Enquanto diretor-geral de uma empresa farmacêutica assumo o risco de parecer suspeito ao enfatizar a importância de um setor no qual não só trabalho, mas sobretudo que me proporciona uma enorme realização profissional e pessoal. Numa altura em que a Europa, por todos os motivos, precisa de recuperar as rédeas na liderança em investigação e desenvolvimento científico, urge mais do que nunca refletir de forma pragmática sobre o tema.
E aqui já não se trata de uma questão de opinião ,mas de factos. Os dados são da Federação Europeia de Associações e Indústrias Farmacêuticas (EFPIA) que, através do seu relatório anual, confirma que a indústria farmacêutica é não só catalisador da inovação, do avanço científico e do progresso médico através da investigação, desenvolvimento e introdução de novos medicamentos, como é ainda um motor da economia europeia, com desempenhos que ilustram bem o seu papel.
Os dados mais recentes são de 2022 e dão conta de um investimento de cerca de 44.500 milhões de euros em Investigação e Desenvolvimento (I&D) na Europa realizado por este setor, que emprega diretamente cerca de 865.000 pessoas e gera cerca de três vezes mais emprego indiretamente.
E, se dúvidas houvesse, temos também os números do Gabinete de Estatísticas da União Europeia, o EUROSTAT, a dar conta deste papel, mais uma vez através de factos: a indústria farmacêutica é o setor de alta tecnologia com o maior valor acrescentado por pessoa empregada, significativamente superior ao valor médio das indústrias de alta tecnologia e de transformação. E é também o setor com o maior rácio entre investimento em I&D e vendas líquidas.
Em Portugal, nos primeiros nove meses de 2023, as exportações farmacêuticas totalizaram 1.930 milhões de euros, o que configura um aumento de 28,9%, revela a APIFARMA, que prevê um novo máximo histórico em 2023, consolidando e reforçando o contributo do setor para a economia nacional.
No entanto, são muitos os desafios que este setor enfrenta, alguns que configuram mesmo ameaças e que põem em causa não só o desempenho nesta área, mas que, de um ponto de vista estratégico, acabam por fragilizar a Europa como um todo. Falo da concorrência crescente por parte das economias emergentes e de um crescimento enorme a que se tem assistido ao nível da investigação em países como a China. E o que é que isto significa?

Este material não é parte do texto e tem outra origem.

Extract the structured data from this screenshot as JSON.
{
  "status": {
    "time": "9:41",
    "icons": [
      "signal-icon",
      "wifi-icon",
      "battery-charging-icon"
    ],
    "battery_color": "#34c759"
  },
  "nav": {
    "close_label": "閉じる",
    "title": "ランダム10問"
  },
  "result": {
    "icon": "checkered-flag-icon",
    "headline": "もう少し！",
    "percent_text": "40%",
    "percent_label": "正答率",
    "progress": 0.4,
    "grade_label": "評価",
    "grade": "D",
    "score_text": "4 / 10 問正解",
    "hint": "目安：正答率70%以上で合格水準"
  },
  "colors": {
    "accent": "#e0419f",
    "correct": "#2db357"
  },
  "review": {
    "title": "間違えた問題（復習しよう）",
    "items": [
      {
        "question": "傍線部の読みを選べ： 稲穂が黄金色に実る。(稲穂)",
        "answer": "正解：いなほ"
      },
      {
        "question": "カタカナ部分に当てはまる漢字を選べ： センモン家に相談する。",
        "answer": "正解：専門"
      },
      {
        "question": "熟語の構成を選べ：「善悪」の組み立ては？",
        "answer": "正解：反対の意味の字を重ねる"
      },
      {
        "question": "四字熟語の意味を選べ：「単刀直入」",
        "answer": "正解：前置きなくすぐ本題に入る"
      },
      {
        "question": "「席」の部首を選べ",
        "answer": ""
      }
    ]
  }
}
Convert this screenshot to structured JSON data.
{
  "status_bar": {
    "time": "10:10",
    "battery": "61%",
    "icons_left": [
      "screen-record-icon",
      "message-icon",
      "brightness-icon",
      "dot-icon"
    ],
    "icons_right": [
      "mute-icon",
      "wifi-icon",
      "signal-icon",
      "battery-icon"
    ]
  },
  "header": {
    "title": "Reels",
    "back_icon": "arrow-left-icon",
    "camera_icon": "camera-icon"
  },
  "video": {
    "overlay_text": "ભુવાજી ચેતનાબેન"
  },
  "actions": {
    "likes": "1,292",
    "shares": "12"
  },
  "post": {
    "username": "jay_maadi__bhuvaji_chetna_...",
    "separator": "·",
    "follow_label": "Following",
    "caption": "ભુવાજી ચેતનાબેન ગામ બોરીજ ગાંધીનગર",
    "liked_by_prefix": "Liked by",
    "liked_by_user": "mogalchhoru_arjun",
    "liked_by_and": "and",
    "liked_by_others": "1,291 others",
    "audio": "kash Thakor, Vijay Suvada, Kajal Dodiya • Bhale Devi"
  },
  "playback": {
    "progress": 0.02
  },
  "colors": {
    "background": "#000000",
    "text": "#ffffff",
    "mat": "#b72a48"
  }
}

Que assistimos também a um aumento da transferência de atividades económicas e de investigação para mercados fora do espaço europeu.
Mais uma vez, os números falam por si: em 2022, a China quase igualou a Europa enquanto originadora de novas substâncias ativas lançadas pela primeira vez no mercado mundial.
Parecem não existir grandes dúvidas que o equilíbrio geográfico do mercado farmacêutico deverá mudar gradualmente inclinando-se para economias emergentes cujo crescimento tem sido de muito elevada magnitude.
E se a Covid-19 nos ensinou alguma coisa, é que uma base forte ao nível da investigação e um abastecimento e uma produção robustos garantem a resiliência e a autonomia estratégica de uma região.
Não queremos depender de terceiros para ter acesso aos ingredientes farmacêuticos ativos que nos permitem desenvolver muitos dos medicamentos de que necessitamos na Europa, até porque sabemos bem quais os eventuais custos dessa dependência, e não apenas económicos. Estamos a falar de uma questão de segurança e de saúde pública.
É necessário um esforço coordenado para aumentar a capacidade de produção dentro da Europa e garantir a resiliência das cadeias de abastecimento. É, por isso, essencial perceber que as decisões que tomarmos hoje vão afetar, indubitavelmente, a atratividade da Europa no futuro. E vão ter que garantir o acesso aos medicamentos de que os doentes necessitam.
A aposta tem de ser na inovação, independentemente dos desafios. Uma aposta que se vai traduzir na melhoria da qualidade de vida ou no aumento da esperança de vida das pessoas. Ou seja, fazendo diferença. E é essencial que a Europa esteja na vanguarda dessa inovação.